A SMALL MAC MINI SERVER CLUSTER

I have recently been building a small multi-node cluster of Mac Mini Servers as a development tool to explore some cloud services and parallel processing techniques. For this purpose, the Mac Mini is great as they are dead quiet, use very little power, boot with no problems without a keyboard, mouse or monitor attached and are easily set up to allow full remote management, configuration and screen sharing. For me the Server version is best as only they come with an Intel quad-core i7 CPU, giving effectively 8 processing nodes each.
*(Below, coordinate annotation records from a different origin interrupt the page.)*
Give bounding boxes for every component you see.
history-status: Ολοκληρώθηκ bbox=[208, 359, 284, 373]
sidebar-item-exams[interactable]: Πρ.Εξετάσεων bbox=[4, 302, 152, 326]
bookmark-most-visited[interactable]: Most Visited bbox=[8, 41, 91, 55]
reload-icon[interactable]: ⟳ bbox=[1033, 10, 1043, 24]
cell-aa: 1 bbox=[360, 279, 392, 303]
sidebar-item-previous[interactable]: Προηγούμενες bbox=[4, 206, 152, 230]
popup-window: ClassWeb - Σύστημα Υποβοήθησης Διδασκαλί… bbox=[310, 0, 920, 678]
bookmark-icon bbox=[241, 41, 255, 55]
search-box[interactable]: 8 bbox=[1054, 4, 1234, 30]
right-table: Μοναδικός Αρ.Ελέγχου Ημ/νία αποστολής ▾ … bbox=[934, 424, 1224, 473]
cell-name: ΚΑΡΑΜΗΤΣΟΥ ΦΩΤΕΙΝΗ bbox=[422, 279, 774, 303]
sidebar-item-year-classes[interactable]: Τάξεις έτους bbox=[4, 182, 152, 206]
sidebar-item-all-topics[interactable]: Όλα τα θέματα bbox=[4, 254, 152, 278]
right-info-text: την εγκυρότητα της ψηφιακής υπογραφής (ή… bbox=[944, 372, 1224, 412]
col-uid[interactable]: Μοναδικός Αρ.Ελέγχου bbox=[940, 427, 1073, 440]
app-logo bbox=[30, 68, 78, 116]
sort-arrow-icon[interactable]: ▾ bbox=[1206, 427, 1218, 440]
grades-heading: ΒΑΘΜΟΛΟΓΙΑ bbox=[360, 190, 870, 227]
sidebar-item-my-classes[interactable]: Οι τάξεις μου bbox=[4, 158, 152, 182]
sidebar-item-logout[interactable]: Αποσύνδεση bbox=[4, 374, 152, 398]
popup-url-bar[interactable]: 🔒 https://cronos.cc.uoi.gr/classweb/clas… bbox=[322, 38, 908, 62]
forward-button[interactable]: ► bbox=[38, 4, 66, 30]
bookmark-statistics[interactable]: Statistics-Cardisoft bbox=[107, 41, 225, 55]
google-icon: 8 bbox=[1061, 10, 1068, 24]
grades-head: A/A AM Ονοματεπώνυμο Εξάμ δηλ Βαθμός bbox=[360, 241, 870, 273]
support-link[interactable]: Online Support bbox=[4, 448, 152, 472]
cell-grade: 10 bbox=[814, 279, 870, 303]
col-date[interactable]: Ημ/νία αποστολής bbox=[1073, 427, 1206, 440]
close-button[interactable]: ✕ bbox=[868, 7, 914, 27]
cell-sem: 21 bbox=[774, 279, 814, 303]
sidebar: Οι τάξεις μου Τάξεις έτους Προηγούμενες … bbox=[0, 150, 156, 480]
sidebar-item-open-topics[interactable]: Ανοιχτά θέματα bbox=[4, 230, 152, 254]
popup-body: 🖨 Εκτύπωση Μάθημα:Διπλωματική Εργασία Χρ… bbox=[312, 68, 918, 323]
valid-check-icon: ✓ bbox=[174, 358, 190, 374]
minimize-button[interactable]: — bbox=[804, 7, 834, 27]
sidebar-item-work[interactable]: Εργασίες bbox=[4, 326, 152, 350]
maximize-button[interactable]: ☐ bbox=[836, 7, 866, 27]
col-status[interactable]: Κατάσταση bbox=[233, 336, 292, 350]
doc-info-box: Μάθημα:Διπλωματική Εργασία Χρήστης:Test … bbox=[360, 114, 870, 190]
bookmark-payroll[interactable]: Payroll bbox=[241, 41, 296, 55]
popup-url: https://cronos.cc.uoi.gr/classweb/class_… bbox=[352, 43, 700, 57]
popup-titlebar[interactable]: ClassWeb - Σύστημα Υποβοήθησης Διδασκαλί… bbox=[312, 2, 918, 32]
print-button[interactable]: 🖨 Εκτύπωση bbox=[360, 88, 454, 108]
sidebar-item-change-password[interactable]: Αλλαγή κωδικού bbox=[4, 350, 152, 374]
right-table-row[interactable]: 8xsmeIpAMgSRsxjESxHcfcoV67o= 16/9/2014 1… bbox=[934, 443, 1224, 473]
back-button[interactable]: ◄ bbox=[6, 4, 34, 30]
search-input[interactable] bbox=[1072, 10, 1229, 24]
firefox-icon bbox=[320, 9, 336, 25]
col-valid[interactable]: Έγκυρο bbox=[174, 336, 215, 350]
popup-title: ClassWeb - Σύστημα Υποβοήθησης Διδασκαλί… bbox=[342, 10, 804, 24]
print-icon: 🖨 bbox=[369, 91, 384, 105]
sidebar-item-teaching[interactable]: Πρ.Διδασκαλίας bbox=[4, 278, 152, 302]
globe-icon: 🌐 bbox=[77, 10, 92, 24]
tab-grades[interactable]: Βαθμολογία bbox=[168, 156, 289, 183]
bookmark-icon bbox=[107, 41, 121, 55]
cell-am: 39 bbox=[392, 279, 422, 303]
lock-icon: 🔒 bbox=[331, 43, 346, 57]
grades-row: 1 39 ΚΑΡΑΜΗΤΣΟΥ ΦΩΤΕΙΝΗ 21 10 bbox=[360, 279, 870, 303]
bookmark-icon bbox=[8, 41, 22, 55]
The CPU speed is a bit slower compared to the best non-server version (2.0MHz vs 2.7MHz), however the non-server version is only dual-core.

The old and the new...: My development cluster, with an old MacBook Pro and Mac Mini as the portal to a number of newer Intel quad-core i7 Mac Mini Servers.

So far I have been mainly experimenting with JPPF in Java and nGrid with Mono and C#. The JPPF API is really quite good and the whole thing was dead easy to set up. nGrid has been a bit trickier as it uses a slightly different programming paradigm, but they are both very powerful and usable.

Of course my original plan was to run Eucalyptus on a host of virtual machines using VirtualBox and Vagrant . However that quickly turned out to be a lousy idea as it generated heaps of IO and network traffic, and then running Java/Mono apps on each of them basically meant two levels of virtualization.

However, for pretty well all my use cases the fastest, simplest and most optimum setup has been to just run a JPPF driver with a local node on each machine. For the kind of analysis and simulation I need to do, it turned out that a multithreaded approach was way faster than distributed processing. This is because the model datasets are typically quite large and each individual calculation chunk quite small and quick - such as a single ray-trace through a large model - but needing to generate many hundreds of thousands of them. With some minor tweaking of its basic config file, JPPF seems to handle this approach really well - detecting that a single task is using multiple threads on a node and either using up any remaining processes or switching to a new node/machine when it needs to. Of course, trying to optimise the grouping of multi-threaded tasks into machine-sized chunks has meant a bit more work and care designing the calculation classes, but significantly reduces network traffic, IO and memory usage for any given job.